Exploring Segmentation Models for Chinese Ancient Landscape Paintings
Summary
Semantic segmentation is applied to various tasks such as road images, medical images and images that need to separate the main objects from the background. With high performance semantic segmentation models, the computer can actually see the images almost the same as how human can see it. The computer can know what are the objects in the image and where exactly are they. With this level of understanding, a lot of tasks can be turned automatic, therefore, saving the use of manpower. Also, with the context and location information extracted, a lot of hidden features which are hard for human to observe can be learnt by applying deep learning models. For semantic segmentation, the state-of-the-art models achieves high accuracy in tasks where there are large-scale training dataset as support. In this work, we explore a new field for semantic segmentation which is Chinese ancient landscape paintings. Developing a good segmentation model for ancient paintings can convenience and systematize the image retrieval for ancient paintings. Furthermore, it can speed up and upgrade the process of art digitalization. It can also promote new classification systems which offers new perspectives for art work interpretation. The main challenges lies in the following aspects: First, there is no annotated training data for Chinese landscape paintings. Second, the characteristics of Chinese landscape paintings make the task more challenging. Most of the paintings are drawn in black ink, therefore resulting in the lack of color information. Also, having a lot of blank space is a feature of Chinese landscape paintings. Such blank spaces tend to be the sky or water, therefore resulting in the lack of boundary information.
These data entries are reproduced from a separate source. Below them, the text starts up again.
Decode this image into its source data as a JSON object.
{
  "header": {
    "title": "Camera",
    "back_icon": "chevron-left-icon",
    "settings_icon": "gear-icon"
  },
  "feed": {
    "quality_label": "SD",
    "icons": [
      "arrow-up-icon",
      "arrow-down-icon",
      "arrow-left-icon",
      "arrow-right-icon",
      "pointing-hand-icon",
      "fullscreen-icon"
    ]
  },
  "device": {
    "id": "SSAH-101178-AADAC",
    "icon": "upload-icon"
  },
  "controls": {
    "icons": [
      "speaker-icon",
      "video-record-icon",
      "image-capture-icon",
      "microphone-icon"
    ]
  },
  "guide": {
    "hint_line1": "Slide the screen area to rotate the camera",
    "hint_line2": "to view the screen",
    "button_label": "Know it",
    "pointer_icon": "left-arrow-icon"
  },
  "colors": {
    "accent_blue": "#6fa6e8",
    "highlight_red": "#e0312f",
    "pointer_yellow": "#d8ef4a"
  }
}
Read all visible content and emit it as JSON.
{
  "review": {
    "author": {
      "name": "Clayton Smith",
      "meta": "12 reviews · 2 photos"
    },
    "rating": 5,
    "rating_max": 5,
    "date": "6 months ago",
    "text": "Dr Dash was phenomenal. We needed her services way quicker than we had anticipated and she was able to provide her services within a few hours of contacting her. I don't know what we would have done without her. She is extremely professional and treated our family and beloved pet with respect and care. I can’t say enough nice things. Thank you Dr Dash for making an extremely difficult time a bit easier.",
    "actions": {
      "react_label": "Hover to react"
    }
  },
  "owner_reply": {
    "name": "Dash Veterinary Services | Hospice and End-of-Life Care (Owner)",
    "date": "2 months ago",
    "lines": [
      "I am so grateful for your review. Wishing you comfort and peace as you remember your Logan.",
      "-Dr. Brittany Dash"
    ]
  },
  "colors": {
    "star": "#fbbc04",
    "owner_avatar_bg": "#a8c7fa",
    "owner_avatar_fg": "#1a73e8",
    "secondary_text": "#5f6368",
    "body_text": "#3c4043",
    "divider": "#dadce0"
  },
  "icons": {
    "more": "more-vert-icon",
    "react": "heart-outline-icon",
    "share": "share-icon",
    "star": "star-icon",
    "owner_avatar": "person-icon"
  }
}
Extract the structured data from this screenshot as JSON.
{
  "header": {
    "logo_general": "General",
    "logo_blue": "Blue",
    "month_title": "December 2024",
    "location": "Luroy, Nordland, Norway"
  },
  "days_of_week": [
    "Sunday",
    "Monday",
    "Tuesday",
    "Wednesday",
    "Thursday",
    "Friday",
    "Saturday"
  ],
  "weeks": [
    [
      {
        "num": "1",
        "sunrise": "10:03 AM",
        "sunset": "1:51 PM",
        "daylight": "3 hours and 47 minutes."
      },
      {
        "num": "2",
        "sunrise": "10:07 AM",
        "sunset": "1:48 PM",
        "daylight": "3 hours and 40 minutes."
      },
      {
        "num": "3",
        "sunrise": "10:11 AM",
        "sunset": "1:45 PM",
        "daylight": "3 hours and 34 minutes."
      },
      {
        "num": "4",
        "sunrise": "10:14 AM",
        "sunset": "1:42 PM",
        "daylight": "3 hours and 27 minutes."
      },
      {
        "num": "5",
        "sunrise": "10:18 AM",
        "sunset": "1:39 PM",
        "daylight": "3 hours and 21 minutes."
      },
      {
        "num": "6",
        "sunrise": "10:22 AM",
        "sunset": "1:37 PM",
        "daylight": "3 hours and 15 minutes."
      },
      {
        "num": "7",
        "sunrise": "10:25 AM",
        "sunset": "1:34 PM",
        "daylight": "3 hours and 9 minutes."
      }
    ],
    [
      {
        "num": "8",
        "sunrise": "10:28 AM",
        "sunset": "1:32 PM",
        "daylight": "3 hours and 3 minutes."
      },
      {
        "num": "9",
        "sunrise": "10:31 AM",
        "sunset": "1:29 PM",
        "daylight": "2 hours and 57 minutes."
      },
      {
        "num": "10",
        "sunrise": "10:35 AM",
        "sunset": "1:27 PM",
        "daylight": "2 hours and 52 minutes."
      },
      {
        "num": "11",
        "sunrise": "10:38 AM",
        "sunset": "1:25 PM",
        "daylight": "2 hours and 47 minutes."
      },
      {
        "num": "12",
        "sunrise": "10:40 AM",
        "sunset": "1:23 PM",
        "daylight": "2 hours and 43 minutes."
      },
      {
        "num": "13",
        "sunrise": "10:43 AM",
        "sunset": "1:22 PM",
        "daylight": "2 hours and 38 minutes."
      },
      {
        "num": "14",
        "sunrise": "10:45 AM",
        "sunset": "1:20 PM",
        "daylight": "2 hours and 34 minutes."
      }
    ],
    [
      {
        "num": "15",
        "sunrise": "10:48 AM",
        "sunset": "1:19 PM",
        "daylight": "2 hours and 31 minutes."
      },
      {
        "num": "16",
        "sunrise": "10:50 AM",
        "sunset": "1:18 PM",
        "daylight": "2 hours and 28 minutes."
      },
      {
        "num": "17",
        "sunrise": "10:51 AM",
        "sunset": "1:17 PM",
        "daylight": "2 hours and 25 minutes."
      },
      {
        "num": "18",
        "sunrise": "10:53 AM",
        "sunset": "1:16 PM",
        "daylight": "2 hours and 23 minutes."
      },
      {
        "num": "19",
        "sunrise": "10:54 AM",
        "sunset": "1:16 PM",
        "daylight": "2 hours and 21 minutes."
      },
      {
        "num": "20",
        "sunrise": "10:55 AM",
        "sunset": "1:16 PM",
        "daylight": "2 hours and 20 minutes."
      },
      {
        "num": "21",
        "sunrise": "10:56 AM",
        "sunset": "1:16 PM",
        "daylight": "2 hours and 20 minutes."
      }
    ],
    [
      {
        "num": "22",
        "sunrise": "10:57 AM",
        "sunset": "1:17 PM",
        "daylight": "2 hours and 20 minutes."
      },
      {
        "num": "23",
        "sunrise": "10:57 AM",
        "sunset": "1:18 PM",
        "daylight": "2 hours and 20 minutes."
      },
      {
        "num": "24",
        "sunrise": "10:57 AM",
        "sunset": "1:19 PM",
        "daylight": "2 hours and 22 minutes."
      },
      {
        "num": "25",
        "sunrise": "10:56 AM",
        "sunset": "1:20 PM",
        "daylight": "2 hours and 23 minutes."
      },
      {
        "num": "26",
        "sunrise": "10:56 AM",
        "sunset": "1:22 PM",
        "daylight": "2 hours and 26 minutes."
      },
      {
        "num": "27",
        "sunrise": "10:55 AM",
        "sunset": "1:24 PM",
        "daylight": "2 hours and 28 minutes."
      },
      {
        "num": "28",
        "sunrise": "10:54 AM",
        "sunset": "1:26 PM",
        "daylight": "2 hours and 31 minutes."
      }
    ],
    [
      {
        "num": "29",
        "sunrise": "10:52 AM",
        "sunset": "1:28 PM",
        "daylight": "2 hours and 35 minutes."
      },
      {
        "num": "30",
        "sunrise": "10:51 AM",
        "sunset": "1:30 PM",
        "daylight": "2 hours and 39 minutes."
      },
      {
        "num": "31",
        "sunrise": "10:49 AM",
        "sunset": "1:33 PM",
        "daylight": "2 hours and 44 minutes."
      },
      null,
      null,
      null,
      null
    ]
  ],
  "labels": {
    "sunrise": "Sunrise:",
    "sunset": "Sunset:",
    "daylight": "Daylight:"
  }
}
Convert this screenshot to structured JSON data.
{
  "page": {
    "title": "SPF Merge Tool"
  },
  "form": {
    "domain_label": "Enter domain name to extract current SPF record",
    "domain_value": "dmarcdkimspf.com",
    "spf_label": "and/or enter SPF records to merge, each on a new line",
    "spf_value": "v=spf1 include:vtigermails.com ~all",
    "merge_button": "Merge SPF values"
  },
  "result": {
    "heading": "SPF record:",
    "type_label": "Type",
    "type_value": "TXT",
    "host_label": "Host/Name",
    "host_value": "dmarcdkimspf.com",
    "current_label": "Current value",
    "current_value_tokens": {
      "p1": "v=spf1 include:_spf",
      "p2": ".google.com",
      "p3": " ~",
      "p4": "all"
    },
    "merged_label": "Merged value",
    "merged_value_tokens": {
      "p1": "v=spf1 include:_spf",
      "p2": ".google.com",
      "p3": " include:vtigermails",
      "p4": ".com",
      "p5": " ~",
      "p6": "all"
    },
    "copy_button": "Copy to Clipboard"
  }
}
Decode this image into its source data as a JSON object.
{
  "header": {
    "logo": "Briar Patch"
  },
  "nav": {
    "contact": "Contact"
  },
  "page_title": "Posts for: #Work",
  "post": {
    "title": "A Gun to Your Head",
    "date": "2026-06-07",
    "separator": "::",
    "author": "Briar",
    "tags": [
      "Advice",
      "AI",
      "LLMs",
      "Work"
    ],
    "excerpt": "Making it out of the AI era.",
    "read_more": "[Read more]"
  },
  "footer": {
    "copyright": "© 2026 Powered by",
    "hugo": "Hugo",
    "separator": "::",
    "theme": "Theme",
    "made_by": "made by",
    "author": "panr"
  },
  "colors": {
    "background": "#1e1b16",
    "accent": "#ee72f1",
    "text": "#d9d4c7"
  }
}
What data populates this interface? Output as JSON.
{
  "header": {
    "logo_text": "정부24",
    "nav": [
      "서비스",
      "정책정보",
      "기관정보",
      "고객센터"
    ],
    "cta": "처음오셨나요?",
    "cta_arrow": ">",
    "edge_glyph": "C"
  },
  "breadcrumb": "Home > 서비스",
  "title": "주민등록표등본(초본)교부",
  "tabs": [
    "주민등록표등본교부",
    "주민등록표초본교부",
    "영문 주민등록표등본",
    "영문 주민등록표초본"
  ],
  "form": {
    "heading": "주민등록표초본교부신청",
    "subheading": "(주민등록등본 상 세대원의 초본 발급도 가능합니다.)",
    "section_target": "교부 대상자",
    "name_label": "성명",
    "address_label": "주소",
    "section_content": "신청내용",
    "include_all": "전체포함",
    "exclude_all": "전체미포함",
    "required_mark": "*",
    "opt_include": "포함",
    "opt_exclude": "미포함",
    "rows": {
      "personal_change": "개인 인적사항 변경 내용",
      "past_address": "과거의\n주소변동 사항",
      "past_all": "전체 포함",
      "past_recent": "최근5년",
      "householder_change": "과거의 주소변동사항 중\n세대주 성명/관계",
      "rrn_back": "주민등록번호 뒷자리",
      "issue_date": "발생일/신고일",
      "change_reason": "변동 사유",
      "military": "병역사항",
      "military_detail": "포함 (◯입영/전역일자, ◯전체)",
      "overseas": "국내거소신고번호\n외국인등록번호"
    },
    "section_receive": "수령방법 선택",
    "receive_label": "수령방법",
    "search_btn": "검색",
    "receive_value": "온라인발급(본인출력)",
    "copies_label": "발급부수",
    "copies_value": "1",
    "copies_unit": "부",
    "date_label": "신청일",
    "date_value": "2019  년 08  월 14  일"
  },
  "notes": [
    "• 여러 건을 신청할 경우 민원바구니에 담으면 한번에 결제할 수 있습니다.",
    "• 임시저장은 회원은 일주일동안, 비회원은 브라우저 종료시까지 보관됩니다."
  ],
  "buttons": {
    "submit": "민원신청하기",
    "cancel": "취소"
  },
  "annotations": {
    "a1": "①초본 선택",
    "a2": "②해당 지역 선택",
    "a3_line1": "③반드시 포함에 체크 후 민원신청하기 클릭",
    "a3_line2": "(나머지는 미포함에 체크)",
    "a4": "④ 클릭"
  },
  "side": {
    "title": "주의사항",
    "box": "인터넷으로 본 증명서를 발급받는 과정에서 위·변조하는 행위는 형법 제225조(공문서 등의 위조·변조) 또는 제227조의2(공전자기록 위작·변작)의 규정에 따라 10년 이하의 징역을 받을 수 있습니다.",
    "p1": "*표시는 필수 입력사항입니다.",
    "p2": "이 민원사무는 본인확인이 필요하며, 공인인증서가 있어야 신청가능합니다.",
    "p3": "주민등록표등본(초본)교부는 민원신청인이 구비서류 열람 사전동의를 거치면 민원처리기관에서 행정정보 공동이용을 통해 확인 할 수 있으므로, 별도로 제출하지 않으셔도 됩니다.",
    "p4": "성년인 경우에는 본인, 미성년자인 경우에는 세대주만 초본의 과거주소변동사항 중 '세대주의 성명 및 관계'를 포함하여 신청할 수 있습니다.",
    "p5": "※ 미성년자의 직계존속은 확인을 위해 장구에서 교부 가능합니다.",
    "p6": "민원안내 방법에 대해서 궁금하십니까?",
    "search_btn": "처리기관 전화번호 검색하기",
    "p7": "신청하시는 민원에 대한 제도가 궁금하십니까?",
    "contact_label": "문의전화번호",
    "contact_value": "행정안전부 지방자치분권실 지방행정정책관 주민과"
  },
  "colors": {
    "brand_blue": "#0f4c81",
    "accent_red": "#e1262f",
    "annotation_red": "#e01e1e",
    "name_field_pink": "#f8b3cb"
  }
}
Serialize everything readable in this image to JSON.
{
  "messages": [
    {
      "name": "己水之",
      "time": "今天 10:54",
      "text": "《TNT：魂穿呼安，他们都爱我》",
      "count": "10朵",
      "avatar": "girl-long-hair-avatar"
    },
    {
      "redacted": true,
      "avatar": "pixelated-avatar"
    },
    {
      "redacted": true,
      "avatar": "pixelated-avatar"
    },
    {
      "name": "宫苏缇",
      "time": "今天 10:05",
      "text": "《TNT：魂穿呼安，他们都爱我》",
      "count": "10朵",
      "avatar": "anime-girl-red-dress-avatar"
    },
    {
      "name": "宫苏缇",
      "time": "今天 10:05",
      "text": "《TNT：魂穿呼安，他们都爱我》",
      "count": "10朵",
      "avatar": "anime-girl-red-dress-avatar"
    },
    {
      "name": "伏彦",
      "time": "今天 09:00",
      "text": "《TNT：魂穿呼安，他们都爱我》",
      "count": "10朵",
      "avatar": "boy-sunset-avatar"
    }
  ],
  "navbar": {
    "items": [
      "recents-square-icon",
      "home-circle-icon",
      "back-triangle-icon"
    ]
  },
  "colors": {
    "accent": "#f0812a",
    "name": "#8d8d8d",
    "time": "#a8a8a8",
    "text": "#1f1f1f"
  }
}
Given the challenges above, we first tested the state-of-the-art models which are Unet, DeepLab-V2 and DeepLab-V3 on our manually annotated test set. Overall, DeepLab-V3 achieves the highest segmentation score among all the models. Furthermore, we proposed to improve the performance through text removal, style transfer and adding elastic augmentation to the training procedure. The combination usage of text removal and style transfer promoted the segmentation accuracy for sky and water classes while adding elastic data augmentation benefits the performance for mountain class.